【ML】线性回归の不受异常值影响的线性回归方案_不受奇异值影响的线性回归-优快云博客

本文探讨了如何在高频数据中进行线性回归，针对噪声和坏点问题，介绍了Least Absolute Deviation (LAD)、RLM、RANSAC和Theil-Sen等方法。通过R、Python实现的示例展示了如何使用这些技术进行模型拟合和系数估计，以提高模型的鲁棒性。

摘要生成于 C知道，由 DeepSeek-R1 满血版支持，前往体验 >

文章目录

问题发现
解决方案

问题发现

因为高频的数据波动性很大，经常出现坏点，于是思考如何对这样的坏点做linear regression而不用担心ols estimation太过sensitive的难题。

解决方案

Solution1：R/python Least Absolute Deviation(LAD)

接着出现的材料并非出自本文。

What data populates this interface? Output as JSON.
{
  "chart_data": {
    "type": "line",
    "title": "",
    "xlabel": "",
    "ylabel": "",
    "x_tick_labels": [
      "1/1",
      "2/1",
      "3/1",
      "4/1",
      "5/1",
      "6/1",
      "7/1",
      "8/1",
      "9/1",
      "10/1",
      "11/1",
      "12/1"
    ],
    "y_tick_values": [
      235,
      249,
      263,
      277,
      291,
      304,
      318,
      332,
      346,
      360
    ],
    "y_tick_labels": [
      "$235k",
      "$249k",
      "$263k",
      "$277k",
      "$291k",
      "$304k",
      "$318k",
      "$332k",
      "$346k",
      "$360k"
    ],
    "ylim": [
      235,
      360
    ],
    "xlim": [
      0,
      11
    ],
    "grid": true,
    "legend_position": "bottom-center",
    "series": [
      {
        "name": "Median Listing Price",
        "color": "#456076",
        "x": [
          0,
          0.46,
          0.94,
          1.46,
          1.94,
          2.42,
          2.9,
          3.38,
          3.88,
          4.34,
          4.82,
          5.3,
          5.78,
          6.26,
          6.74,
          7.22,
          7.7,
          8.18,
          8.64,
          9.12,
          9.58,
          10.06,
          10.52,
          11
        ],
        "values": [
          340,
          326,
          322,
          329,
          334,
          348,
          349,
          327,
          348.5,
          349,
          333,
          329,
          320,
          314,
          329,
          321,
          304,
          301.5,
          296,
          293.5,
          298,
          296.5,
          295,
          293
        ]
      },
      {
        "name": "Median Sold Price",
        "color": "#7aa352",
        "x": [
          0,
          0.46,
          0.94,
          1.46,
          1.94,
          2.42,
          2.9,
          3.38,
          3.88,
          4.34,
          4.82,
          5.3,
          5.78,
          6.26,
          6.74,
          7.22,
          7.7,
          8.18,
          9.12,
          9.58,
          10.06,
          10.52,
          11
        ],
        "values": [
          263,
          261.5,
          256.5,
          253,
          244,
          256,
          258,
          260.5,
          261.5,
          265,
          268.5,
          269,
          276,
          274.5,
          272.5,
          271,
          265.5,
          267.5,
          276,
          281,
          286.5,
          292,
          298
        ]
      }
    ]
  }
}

即最小化与模型diff的绝对值而不是squares。

R 有 rqPen 和 hqreg 这两个包可以做quantile regression，下面可二选一：
- median regression
- 50% percentile的quantile regression
python 只有这个小包，内部实现用 tensorflow：https://mirca.github.io/lad/

Solution2：python statsmodels RLM

算法：Estimate a robust linear model via iteratively reweighted least squares given a robust criterion estimator. 在给定稳健标准估计量的情况下，通过迭代重新加权最小二乘法估计稳健线性模型。
🔗：https://www.statsmodels.org/dev/generated/statsmodels.robust.robust_linear_model.RLM.html

Solution3：python sklearn RANSAC

算法：In this example we see how to robustly fit a linear model to faulty data using the RANSAC algorithm. 在本例中，我们将看到如何使用 RANSAC 算法将线性模型稳健地拟合到错误数据中。这个包用了scipy的RANSAC算法包。这个算法也用了“内点””外点“的模型，准倒是准，需要迭代所以运算速度比较慢。
🔗：https://scikit-learn.org/stable/auto_examples/linear_model/plot_ransac.html

简例

# Robustly fit linear model with RANSAC algorithm
ransac = linear_model.RANSACRegressor()
ransac.fit(X, y)

Estimated coefficients (true, linear regression, RANSAC):
82.1903908407869 [54.17236387] [82.08533159]

在这里插入图片描述

完整code

import numpy as np
from matplotlib import pyplot as plt

from sklearn import linear_model, datasets


n_samples = 1000
n_outliers = 50


X, y, coef = datasets.make_regression(
    n_samples=n_samples,
    n_features=1,
    n_informative=1,
    noise=10,
    coef=True,
    random_state=0,
)

# Add outlier data
np.random.seed(0)
X[:n_outliers] = 3 + 0.5 * np.random.normal(size=(n_outliers, 1))
y[:n_outliers] = -3 + 10 * np.random.normal(size=n_outliers)

# Fit line using all data
lr = linear_model.LinearRegression()
lr.fit(X, y)

# Robustly fit linear model with RANSAC algorithm
ransac = linear_model.RANSACRegressor()
ransac.fit(X, y)
inlier_mask = ransac.inlier_mask_
outlier_mask = np.logical_not(inlier_mask)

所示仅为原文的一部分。